Nevo Daniel, Lok Judith J, Spiegelman Donna
Department of Statistics and Operations Research, Tel Aviv University.
Department of Mathematics and Statistics, Boston University.
Ann Stat. 2021 Apr;49(2):793-819. doi: 10.1214/20-aos1978. Epub 2021 Apr 2.
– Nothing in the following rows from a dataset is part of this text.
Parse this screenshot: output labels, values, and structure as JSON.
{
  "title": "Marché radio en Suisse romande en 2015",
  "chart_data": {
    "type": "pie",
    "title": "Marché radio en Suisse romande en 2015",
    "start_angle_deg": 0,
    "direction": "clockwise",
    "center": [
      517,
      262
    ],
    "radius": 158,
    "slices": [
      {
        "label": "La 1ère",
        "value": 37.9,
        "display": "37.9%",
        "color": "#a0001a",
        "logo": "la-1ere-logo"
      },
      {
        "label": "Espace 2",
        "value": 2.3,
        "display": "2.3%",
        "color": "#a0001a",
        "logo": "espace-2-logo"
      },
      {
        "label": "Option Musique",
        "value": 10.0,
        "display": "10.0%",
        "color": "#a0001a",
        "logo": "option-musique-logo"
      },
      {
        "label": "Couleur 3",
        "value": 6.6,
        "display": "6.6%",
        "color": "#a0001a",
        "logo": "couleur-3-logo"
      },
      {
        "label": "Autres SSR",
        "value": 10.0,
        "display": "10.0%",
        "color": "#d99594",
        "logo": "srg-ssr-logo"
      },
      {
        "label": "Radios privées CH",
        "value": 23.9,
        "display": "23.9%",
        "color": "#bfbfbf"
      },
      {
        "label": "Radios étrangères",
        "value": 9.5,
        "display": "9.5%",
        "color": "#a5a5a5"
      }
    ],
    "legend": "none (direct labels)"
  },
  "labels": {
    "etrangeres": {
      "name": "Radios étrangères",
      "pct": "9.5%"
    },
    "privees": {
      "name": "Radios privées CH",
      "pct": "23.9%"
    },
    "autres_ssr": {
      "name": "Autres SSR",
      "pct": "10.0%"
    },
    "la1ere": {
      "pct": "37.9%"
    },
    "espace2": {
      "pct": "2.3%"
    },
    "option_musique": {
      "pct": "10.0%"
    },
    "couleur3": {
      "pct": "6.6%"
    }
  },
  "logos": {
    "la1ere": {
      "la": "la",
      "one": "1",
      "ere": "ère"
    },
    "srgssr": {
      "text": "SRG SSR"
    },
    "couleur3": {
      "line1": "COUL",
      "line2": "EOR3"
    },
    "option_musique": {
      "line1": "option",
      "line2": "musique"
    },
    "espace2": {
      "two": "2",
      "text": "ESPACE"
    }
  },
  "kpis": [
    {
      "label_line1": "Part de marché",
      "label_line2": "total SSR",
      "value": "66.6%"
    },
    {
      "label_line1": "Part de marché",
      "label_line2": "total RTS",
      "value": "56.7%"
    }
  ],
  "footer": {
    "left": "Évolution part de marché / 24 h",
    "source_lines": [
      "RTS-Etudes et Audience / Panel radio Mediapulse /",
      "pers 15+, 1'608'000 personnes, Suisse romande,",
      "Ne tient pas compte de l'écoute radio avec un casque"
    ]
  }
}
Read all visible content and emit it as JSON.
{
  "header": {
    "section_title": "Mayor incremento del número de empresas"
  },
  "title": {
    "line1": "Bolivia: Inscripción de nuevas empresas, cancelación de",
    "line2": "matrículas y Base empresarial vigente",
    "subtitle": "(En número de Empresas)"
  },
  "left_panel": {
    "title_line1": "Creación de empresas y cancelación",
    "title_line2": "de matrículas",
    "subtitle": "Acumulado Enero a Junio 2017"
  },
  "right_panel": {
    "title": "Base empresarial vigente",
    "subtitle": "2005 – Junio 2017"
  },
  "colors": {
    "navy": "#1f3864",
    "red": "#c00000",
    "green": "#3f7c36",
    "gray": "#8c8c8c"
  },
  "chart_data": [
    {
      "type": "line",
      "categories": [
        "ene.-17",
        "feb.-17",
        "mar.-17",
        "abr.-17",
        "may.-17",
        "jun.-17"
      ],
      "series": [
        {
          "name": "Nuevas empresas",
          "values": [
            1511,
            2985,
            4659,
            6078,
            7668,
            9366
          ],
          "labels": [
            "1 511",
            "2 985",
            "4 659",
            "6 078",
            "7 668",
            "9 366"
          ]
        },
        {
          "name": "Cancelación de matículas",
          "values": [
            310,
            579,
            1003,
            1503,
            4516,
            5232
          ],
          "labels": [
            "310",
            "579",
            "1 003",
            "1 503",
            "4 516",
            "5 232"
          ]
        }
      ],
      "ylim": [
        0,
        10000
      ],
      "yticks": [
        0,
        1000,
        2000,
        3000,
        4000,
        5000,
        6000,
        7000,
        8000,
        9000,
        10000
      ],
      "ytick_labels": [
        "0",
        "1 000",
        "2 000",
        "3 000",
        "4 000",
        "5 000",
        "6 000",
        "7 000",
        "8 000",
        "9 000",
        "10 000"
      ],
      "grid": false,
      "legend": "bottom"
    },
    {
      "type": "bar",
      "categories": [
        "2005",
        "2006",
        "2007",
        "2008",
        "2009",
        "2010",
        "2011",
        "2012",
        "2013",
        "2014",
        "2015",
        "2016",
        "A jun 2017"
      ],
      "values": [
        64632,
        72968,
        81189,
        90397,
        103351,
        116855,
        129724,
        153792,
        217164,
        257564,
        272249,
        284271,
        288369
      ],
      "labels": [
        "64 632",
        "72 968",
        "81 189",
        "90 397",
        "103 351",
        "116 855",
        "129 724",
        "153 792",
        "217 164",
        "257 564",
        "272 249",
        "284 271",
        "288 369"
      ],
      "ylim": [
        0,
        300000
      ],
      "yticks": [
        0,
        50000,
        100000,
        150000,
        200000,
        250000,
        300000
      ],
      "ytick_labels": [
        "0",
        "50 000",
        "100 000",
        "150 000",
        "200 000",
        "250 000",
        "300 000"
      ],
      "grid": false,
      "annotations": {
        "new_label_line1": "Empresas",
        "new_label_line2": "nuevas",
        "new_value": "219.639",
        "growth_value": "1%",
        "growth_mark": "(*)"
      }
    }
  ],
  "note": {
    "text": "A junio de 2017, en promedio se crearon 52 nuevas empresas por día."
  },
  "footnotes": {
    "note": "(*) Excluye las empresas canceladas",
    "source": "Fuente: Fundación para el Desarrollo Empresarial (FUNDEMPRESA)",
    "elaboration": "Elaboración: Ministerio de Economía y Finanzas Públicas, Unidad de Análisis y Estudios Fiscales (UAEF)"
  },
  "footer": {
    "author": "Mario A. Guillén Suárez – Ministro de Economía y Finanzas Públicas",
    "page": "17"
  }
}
In Learn-As-you-GO (LAGO) adaptive studies, the intervention is a complex multicomponent package, and is adapted in stages during the study based on past outcome data. This design formalizes standard practice in public health intervention studies. An effective intervention package is sought, while minimizing intervention package cost. In LAGO study data, the interventions in later stages depend upon the outcomes in the previous stages, violating standard statistical theory. We develop an estimator for the intervention effects, and prove consistency and asymptotic normality using a novel coupling argument, ensuring the validity of the test for the hypothesis of no overall intervention effect. We develop a confidence set for the optimal intervention package and confidence bands for the success probabilities under alternative package compositions. We illustrate our methods in the BetterBirth Study, which aimed to improve maternal and neonatal outcomes among 157,689 births in Uttar Pradesh, India through a multicomponent intervention package.
在边学边做(LAGO)适应性研究中,干预措施是一个复杂的多组分组合,并在研究过程中根据过去的结果数据分阶段进行调整。这种设计使公共卫生干预研究中的标准做法形式化。在寻求有效的干预组合时,要尽量降低干预组合成本。在LAGO研究数据中,后期阶段的干预措施取决于前一阶段的结果,这违反了标准统计理论。我们开发了一种干预效果估计器,并使用一种新颖的耦合论证证明了其一致性和渐近正态性,确保了对无总体干预效果假设检验的有效性。我们为最优干预组合开发了一个置信集,并为替代组合构成下的成功概率开发了置信带。我们在“更好的分娩”研究中展示了我们的方法,该研究旨在通过一个多组分干预组合改善印度北方邦157,689例分娩中的孕产妇和新生儿结局。